As the national teacher unions careen farther and farther left, they now brazenly proclaim politics and power as their goals, while openly dismissing quality education as their priority.
Education analyst and retired Los Angeles teacher Larry Sand observed that at the recent annual meeting of the National Education Association, the country’s largest teachers union, “politics is the centerpiece.”
Even mainstream Education Week noted that the NEA is “moving in a more openly progressive direction” and pointed to the union’s headlong dive into hot button non-education-related issues.
Meanwhile, the NEA rejected a motion that would have pledged the union to “re-dedicate itself to the pursuit of increased student learning in every public school in America” and to “make student learning the priority of the Association.”
Not to be outdone, American Federation of Teachers boss Randi Weingarten, in a recent major speech, decried the fixation on math and English, even though around two-thirds of American public school eighth-graders failed to score at the proficient level in math and reading on the latest National Assessment of Educational Progress exam.
Rather than spending time on these vital core subjects, Ms. Weingarten said, “we need more civics participation,” which she said includes “the fight for social justice.”
In other words, less math and reading, more time for political indoctrination.
Shockingly, though, after inveighing against Trump administration policies and accusing the president of authoritarianism, Ms. Weingarten revealed herself advocated shutting down the free discourse of ideas.
“In a civil society,” she asserted, “there are no ‘both sides’ on matters of human dignity, equal rights, tolerance of diversity, civility and truth, or the rule of law.”
Translation: If you disagree with Ms. Weingarten and her political agenda then your views cannot be included in the discourse of civil society.
Indeed, Ms. Weingarten makes it chillingly clear: “These are not options against which other beliefs can be regarded as equally worthy.”

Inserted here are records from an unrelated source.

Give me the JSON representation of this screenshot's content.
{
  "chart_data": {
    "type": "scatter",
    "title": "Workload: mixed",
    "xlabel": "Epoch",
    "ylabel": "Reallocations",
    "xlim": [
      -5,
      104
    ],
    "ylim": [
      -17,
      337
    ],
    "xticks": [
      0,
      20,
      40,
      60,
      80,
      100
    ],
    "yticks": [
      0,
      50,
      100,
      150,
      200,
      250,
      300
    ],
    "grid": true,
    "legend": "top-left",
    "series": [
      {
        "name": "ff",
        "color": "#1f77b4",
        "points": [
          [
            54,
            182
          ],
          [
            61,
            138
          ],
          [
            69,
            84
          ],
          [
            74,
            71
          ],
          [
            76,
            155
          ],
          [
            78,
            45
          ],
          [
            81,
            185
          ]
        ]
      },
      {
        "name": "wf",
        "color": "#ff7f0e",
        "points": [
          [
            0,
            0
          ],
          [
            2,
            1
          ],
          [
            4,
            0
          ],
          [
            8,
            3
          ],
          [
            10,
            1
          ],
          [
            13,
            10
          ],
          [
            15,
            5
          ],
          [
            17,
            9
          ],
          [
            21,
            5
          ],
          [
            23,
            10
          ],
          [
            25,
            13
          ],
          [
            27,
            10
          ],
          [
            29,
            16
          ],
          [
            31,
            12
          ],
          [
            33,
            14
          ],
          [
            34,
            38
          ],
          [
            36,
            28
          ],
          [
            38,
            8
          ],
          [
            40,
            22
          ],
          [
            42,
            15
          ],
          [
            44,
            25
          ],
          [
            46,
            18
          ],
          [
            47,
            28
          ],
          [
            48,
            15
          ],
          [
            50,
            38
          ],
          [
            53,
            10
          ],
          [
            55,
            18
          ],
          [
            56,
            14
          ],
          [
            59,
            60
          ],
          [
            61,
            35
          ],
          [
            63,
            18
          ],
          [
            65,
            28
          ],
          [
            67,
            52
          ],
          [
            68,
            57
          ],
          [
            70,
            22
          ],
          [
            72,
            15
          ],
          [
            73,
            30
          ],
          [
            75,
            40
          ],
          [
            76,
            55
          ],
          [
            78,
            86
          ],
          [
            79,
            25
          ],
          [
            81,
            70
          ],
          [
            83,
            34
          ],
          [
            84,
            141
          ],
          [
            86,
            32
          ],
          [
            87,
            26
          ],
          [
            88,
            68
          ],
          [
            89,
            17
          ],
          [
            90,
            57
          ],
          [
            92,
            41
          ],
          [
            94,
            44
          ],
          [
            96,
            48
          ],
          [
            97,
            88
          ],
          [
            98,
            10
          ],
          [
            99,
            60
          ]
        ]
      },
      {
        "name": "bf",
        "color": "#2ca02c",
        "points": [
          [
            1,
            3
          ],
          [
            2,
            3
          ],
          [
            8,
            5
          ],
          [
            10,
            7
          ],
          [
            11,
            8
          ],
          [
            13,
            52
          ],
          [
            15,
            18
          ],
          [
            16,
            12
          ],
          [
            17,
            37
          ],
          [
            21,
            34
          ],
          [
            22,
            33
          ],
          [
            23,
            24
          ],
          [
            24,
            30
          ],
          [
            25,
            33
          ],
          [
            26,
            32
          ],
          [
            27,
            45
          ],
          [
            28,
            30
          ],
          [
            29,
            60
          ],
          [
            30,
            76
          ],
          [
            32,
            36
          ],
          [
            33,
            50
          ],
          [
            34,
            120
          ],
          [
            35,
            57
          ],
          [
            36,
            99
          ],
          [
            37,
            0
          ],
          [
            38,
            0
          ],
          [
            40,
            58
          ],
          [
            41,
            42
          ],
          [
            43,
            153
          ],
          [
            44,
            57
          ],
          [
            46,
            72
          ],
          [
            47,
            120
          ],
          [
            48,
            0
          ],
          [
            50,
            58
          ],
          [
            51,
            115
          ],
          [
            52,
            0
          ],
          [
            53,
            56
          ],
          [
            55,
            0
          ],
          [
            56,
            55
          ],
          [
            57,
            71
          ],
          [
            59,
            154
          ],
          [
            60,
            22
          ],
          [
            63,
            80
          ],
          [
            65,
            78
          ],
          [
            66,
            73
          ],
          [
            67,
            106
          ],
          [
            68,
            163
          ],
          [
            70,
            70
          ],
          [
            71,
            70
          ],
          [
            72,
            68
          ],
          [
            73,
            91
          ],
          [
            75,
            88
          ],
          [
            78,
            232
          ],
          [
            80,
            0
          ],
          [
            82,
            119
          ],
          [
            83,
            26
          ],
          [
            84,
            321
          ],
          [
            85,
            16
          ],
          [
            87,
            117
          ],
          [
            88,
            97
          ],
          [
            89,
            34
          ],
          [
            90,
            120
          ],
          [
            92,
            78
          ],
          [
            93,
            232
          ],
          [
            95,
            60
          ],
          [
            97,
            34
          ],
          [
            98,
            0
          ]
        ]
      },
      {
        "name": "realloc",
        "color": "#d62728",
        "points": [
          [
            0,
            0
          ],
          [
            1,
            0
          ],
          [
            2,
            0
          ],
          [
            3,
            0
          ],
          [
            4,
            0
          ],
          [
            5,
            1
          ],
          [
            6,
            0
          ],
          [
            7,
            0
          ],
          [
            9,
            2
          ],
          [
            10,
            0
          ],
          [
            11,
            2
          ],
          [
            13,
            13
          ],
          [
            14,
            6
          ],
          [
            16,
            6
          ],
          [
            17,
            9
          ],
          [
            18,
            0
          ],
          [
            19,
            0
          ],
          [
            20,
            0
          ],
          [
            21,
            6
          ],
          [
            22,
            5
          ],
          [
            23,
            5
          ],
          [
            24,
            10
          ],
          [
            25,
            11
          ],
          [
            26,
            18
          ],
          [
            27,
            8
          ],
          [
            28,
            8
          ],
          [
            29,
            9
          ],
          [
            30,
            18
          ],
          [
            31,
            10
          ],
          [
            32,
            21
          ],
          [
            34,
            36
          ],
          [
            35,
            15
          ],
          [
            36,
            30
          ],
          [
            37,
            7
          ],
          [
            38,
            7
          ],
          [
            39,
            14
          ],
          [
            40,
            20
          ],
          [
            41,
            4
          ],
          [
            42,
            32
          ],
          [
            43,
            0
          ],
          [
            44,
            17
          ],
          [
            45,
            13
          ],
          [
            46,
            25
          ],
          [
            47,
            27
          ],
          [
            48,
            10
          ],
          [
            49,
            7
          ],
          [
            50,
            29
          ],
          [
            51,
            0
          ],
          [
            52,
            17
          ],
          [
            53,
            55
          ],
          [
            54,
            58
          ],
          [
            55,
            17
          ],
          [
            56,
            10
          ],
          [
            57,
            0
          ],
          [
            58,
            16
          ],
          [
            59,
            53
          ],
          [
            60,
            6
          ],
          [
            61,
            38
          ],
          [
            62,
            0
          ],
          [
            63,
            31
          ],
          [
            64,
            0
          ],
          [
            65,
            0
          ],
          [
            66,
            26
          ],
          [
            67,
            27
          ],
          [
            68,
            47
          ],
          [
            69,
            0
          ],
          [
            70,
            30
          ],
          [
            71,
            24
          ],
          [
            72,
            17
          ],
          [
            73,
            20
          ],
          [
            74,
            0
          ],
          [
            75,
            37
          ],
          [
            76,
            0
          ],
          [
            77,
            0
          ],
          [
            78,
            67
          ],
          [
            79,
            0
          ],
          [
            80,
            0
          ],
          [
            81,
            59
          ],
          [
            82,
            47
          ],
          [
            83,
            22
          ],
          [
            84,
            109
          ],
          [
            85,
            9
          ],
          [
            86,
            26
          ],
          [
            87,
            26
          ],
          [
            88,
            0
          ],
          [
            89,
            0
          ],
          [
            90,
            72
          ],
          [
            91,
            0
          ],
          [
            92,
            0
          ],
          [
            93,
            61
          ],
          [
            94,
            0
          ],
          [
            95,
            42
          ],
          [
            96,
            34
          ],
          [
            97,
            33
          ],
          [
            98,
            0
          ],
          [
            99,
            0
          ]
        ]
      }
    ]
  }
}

“We’ve changed the narrative,” Ms. Weingarten argued, “now we have to change the politics,” which “takes power.”
And what will the AFT do with that power?
Ms. Weingarten explained, “we need to build our power so we can move our agenda,” which includes not just pouring more tax dollars into public schools — which she never proved will improve student achievement — but also a slew of non-education-related political issues ranging from universal health care to climate change.
Ms. Weingarten’s emphasis on power and recasting what Americans are allowed and not allowed to believe reminds one of George Orwell’s observation from his novel “1984”: “Power is tearing human minds to pieces and putting them together again in new shapes of your own choosing.”
Finally, in a kind of victory dance, Ms. Weingarten boasted that the AFT has been unaffected by the U.S. Supreme Court’s Janus decision, which freed government workers from paying union fees.
Ironically, however, teachers may now find that the AFT and the NEA’s lurch to the left, push for power and use of children as political pawns, and Orwellian attack on freedom too much to take, serving as catalysts for their exit from the unions.
This is already the case in California. According to research from the Mackinac Center, they’ve documented a roughly 20 percent opt-out rate on average so far of union members in California leaving their union since the 2018 Janus decision. Nationally, the NEA has lost 2.8 percent of its membership since the Janus ruling.
Hubris, therefore, may end up being the unions’ undoing.
Lance Izumi is senior director of the Center for Education at the Pacific Research Institute. He is the author of the 2019 book “Choosing Diversity: How Charter Schools Promote Diverse Learning Models and Serve the Diverse Needs of Parents and Children.”